Music is meant to be shared so that it can grow. 70+ year copyrights are clearly supporting publishing-company profits over creative growth (ie, the advancement of human culture.) IMHO, by the time you are very old, you should have full rights to the songs of your childhood. The U.S. Constitution allows for copyrights of limited term, but Congress has the ability and willingness to extend copyright every time the Disney company stands to lose control over Mickey Mouse. That seems to constitute an unlimited copyright, something unconstitutional and therefor illegal. The copyright law is as invalid as it is unjust, and it should be regarded as nothing more than a cruel, small-minded and criminal threat aimed at capturing the world’s Song and other branches of human culture for private profiteers.

This post points to works that were meant to be shared, or are actually so old as to be public domain, or can be passed off as First Amendment-protected parody. You can always play cover tunes in your own living room, too. So, there is a good deal of free space to play in around the edges of copyright protection. The attempt to dominate the growth of the Song for the sake of private profit is as laughable as it is full of hubris.
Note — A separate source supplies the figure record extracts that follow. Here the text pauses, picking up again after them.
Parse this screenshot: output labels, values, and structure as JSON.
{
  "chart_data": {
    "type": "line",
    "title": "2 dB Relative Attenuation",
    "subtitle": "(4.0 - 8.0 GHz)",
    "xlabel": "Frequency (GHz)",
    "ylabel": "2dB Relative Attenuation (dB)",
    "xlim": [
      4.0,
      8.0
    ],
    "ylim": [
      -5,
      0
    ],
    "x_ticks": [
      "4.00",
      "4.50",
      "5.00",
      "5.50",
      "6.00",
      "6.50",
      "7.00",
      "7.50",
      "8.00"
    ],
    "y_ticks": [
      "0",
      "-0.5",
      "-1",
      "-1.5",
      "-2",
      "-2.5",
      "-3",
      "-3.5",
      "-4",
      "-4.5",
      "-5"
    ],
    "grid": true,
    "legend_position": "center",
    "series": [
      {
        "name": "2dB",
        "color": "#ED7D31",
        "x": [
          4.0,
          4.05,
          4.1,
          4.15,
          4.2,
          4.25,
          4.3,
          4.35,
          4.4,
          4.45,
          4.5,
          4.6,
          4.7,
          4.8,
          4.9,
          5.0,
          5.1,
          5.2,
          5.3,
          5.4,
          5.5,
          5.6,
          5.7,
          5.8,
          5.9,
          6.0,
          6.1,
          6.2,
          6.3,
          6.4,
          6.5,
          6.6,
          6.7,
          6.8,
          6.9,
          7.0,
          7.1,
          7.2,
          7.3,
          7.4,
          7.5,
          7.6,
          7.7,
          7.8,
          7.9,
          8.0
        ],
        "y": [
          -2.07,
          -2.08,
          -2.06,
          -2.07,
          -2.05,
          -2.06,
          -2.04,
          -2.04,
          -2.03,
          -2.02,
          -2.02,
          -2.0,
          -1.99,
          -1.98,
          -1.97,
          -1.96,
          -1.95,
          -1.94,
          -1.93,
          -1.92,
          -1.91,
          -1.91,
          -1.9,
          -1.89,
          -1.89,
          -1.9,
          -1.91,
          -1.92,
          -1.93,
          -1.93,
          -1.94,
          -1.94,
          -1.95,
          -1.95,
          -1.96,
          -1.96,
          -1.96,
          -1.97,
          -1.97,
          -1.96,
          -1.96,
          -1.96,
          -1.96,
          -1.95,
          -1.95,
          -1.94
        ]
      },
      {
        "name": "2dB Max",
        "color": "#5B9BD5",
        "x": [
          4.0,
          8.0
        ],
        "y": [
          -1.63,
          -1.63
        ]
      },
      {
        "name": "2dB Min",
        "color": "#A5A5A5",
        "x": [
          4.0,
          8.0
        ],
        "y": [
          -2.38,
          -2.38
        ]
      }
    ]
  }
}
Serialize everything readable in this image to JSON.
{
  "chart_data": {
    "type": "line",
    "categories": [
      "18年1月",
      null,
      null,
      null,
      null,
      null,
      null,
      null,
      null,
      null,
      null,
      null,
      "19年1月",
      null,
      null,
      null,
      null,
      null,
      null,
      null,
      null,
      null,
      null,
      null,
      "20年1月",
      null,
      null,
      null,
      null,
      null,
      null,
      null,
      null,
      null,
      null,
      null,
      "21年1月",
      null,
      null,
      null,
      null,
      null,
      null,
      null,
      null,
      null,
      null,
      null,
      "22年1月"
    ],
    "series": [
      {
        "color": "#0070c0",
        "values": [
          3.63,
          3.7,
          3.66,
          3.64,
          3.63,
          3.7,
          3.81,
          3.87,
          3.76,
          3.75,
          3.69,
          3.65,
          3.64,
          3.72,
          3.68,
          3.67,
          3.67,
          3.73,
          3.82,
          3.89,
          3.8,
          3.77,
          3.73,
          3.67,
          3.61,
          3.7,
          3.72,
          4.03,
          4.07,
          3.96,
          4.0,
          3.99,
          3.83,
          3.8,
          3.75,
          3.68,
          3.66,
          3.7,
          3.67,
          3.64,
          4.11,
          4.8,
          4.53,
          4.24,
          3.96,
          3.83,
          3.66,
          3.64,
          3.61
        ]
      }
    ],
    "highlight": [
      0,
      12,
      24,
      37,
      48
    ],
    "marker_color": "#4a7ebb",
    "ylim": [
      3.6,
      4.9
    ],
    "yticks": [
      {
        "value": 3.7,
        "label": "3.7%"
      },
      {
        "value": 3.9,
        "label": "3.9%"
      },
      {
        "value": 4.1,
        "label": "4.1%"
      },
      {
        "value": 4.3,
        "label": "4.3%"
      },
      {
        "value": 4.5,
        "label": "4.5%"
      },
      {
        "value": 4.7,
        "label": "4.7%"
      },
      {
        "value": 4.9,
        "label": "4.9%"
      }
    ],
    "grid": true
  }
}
Anyone can help feed the Song, by supporting musicians as well as exchanging instruments, music and ideas. Being in the music is the fullest human experience — engaging more of your brain than writing about philosophy or having sex. There’s no need to feel cowed by a phony ideal of originality or the standards of professional musicianship — music is for all people, and music is to be shared.



  1. I love this post! And not because you mentioned my blog, either, but because music is all about sharing and making offshoots and different versions of stuff and whatnot. It’s about creativity, about making the song “yours” (in a way) but universal (in a way). And everybody really can do it! This is one of your best posts EVER!

    Comment by estraven — December 21, 2012 @ 8:50 pm

    • Thank you! You got it right. I’m sure that this is something I learned from you in the first place.

      Comment by paragardener — December 21, 2012 @ 9:29 pm

      • Aww, sweet of you to say that. I love that you love music.